Tuesday, February 19, 2013

The Know Quo: DATING and what comes along with it

All growing up, you fantasize over who Mr. Right will be.  You grow up with the stereotype of prince charming or a man who will come in a swoop you off of your feet.  The guy who has perfect qualities.  But what comes first? Of course it is THE LOOKS.  You have to admit that when you find someone you are interested in, they have the looks which intrigue you.

But really let's be honest.  Three main things are what make one person attracted to the other one.

PHYSICAL
         When someone is attractive, you see less faults (subconsciously).  Take for example the Brigham Young University-Idaho student we will call "Stacy".  Stacy is a typical girl you would see on campus.  One day she was going up the stairs into a building and her shoe came off.  In a quick moment, a man was there to put the shoe right back on her foot for her.  It was her little Cinderella and glass slipper moment.  When she was asked what she thought of the situation by her teacher after later explaining the situation, she said it was cute and adorable.  The teacher went on to ask her if the guy was good looking.  She agreed and said he looked pretty good.  The teacher then asked her what she would have thought of the same scenario with a 'not so attractive' guy reaching out to her and putting her shoe back on.  Her reply was something along the line of it would be creepy.  Some creepy guy was reaching into her space.  It would have been awkward.  What was the difference?  PHYSICAL ATTRACTION.

SIMILARITY
          There is just something about someone you meet who has something in common with you.  When you have something in common with someone, you instantly are somewhat intrigued, and in turn become attracted to them.  Sure you hear the cliche saying of opposites attract.  But in all reality if you look at any relationship where two people are in love (or even somewhat interested in each other), you will come to find that they will have something about them which they share in common.  Maybe this is why you hear those stories of people meeting their brother or sister's new boyfriend or girlfriend and being taken back at how similar they look to someone else in the family.  Similarity can be either experience orientated or physically similar.  Either which way ;) there is that spark from having a common ground.

PROPINQUITY
         The last thing which is a culprit in the scheme of making one person attracted to another is that of propinquity or if you are like me and had to look this word up, this simply means access to a person.  In all reality, when you have people who are living together in the same area or acquainted with each other, the odds of attraction increase.  This can be at school, work, your community (neighbor), clubs, or a religious group.  By having access to the person and being around them, you are more likely to find attraction to a person.  Especially the more time you spend with them.  Maybe this is why so many people send their kids to BYU-Idaho; to get them to be surrounded by people with similar values which they can meet and have access to getting to know better.  But that is just a thought.
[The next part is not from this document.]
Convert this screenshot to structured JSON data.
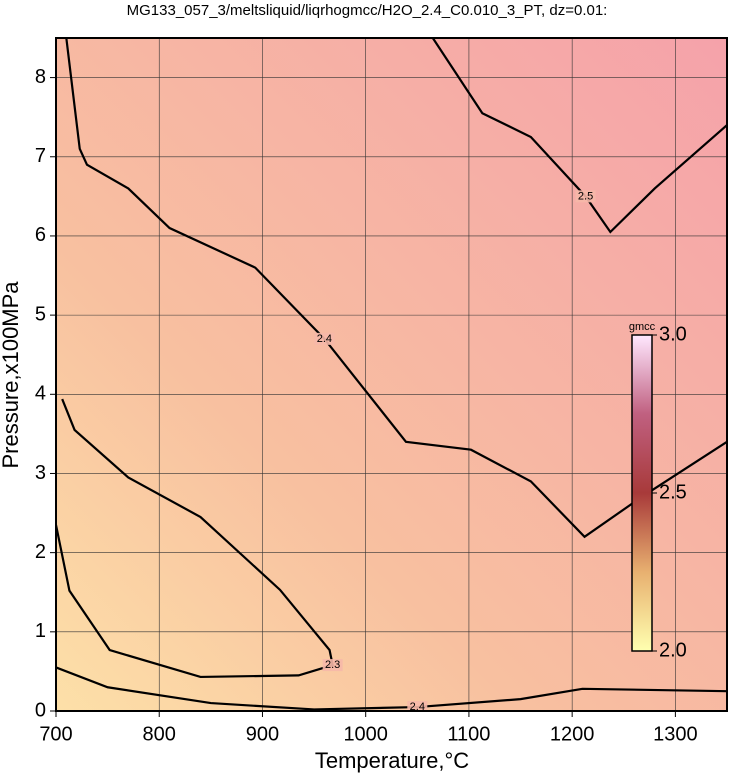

Okay, so say you are fortunate enough to have found somebody of which you are intrigued by.  You may have even taken the step to say you love that person.  Then what?  How can we tell how well we know each other?  The minimum amount of time to have been with a person and to have even began to "know" a person is three months.  And even then that is just scratching the surface.  Let me introduce you to what I learned last week in class.  It is a little something called "The Know Quo".  There are three basic parts to this concept: time, togetherness, and talk.  Though some refer to the last one as thought.

Time
How long have you known the person?  Not only that,but how long have you been associating yourself with that person?  The suggested time in class was 3-6 months to begin to know a person (like mentioned before)

Togetherness
How often are you and the person sharing activities?  Are you frequently participating in the same things as the other one?  Being with the other person is another part of the the "Know Quo" steps.

Talk
The last of the three is that of talking.  Forming a communication between the two of you.  This step requires mutual self-disclosure.  Are both people in the relationship taking equal chances to express themselves?  Even after marriage, my teacher told us that this step is crucial.  You can obtain it by continuing to date after marriage.  That provides the opportunity to talk openly with your spouse.

Just like a three-legged stool, if you take out one, it becomes unstable.  The three go hand in hand.   If you use these three ideas, you can check how well you truly know somebody.

Alright, enough of that.  I don't want to sound like I actually know what I am talking about.  This is all just what I have gathered from my weekly notes.  If there is one thing I took from this week's discussion of dating and how important it is to date and not to simply "hang out", it is that you marry HOW you date.  Whatever you are doing before you get married,your relationship tends to follow through with similar steps and attributes.

In the end, you will find people you are attracted to.  Who knows, maybe you will have your own GLASS SLIPPER moment and end up happier than you could have imagined.